WIRED: In vielen Videospielen wachsen wir über uns hinaus und werden zu Helden, Halbgöttern und Rettern der Menschheit. „Life Is Strange“ dagegen erzählt eine viel kleinere Geschichte. Hauptfigur Max will eigentlich nur in Ruhe gelassen werden und Fotos von ihrer Umwelt machen. Weshalb dieser ungewöhnliche Ansatz?
Michel Koch: Von Beginn an stand für uns fest, dass wir mit „Life Is Strange“ ein Spiel machen wollten, dass sich mit Problemen des alltäglichen Lebens auseinandersetzt – ein Slice-of-Life-Game, wenn man so will. So etwas kommt in den meisten anderen Videospielen einfach nicht vor. In denen gibt man fast immer den großen, übermächtigen Helden. Das geht auch vollkommen in Ordnung und macht oft sehr viel Spaß. Anstatt am Action-Kino wollten wir uns aber lieber an Independent-Filmen orientieren, wie sie etwa beim Sundance-Festival gezeigt werden. Filme, die ganz nah ran gehen an ihre Figuren. Filme, die kleine Geschichten aus dem Alltag erzählen. Wir denken, dass da auch in Videospielen noch sehr viel möglich ist.

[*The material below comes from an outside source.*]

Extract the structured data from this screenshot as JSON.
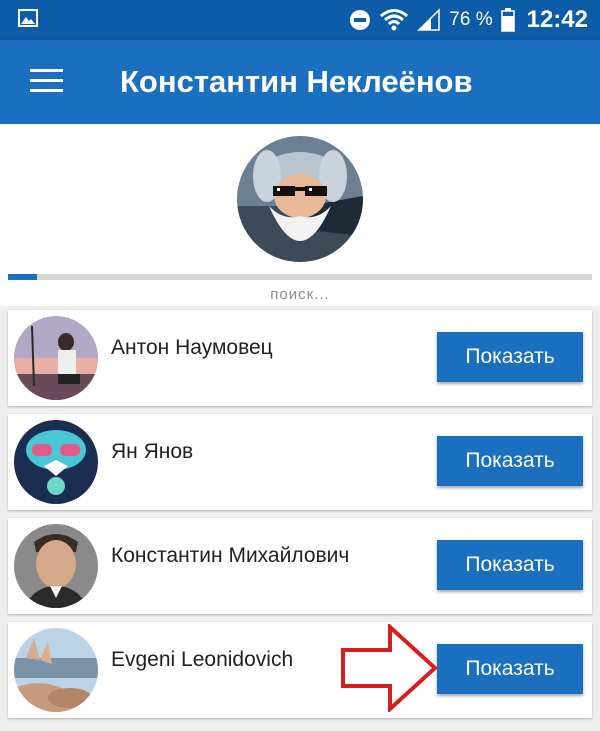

WIRED: Hauptfigur Max wird im Laufe des Spiels oft vor ambivalente Entscheidungen gestellt, deren Konsequenzen weder für sie noch für den Spieler absehbar sind. Warum war Ihnen das wichtig?
Koch: Wir dachten uns, es könnte interessant sein, die Spieler mit Situationen zu konfrontieren, in denen sie sich auch in ihrem normalen Leben wiederfinden könnten. Alltägliche Konflikte, die von ihnen verlangen, eine Entscheidung zu fällen. Zum Beispiel, wenn ihnen ein guter Freund gesteht, dass er Mist gebaut hat. Die Frage, die sich dann stellt, ist: „Verrate ich meinen Freund? Oder bleibe ich loyal?“ Jeder von uns hat schon einmal etwas ähnliches erlebt. In „Life Is Strange“ werden die Spieler an solche sehr persönlichen Momente aus ihrer eigenen Biografie erinnert. Das kann sehr kraftvoll sein. Deshalb haben wir das Spiel auch als Coming-of-Age-Game konzipiert, denn die Entscheidungen, die wir als junge Menschen fällen, sind oft sehr prägend für unser späteres Leben.

 

WIRED: In ihrem vorherigen Spiel, dem Sci-Fi-Adventure „Remember Me“, ging es vor allem um Geschwindigkeit und Reaktionsschnelligkeit. „Life Is Strange“ dagegen schlägt eine langsamere Gangart ein. Wieso dieser Tempowechsel?
Koch: Wir sind sehr stolz auf „Remember Me“, aber in dem Spiel hatte man kaum Zeit, die Umgebung wahrzunehmen oder gründlich zu erforschen. Mit „Life Is Strange“ wollen wir die Spieler dazu ermuntern, sich Zeit zu nehmen, mit anderen Menschen zu reden und sich die Welt genau anzusehen. Max kann sich zum Beispiel einfach auf den Rand des Springbrunnens setzen, der vor ihrer Schule steht, und sich dabei in ihren Gedanken verlieren. Oder sie setzt sich in ihrem Zimmer auf das Sofa und spielt Gitarre. Oder sie sinniert auf der Schaukel im Garten ihrer besten Freundin über die gemeinsame Kindheit. Wir fanden es wichtig, dass sich ein Spiel, das sich mit den Dramen des Alltags beschäftigt, auch dem Tempo des normalen Lebens anpasst.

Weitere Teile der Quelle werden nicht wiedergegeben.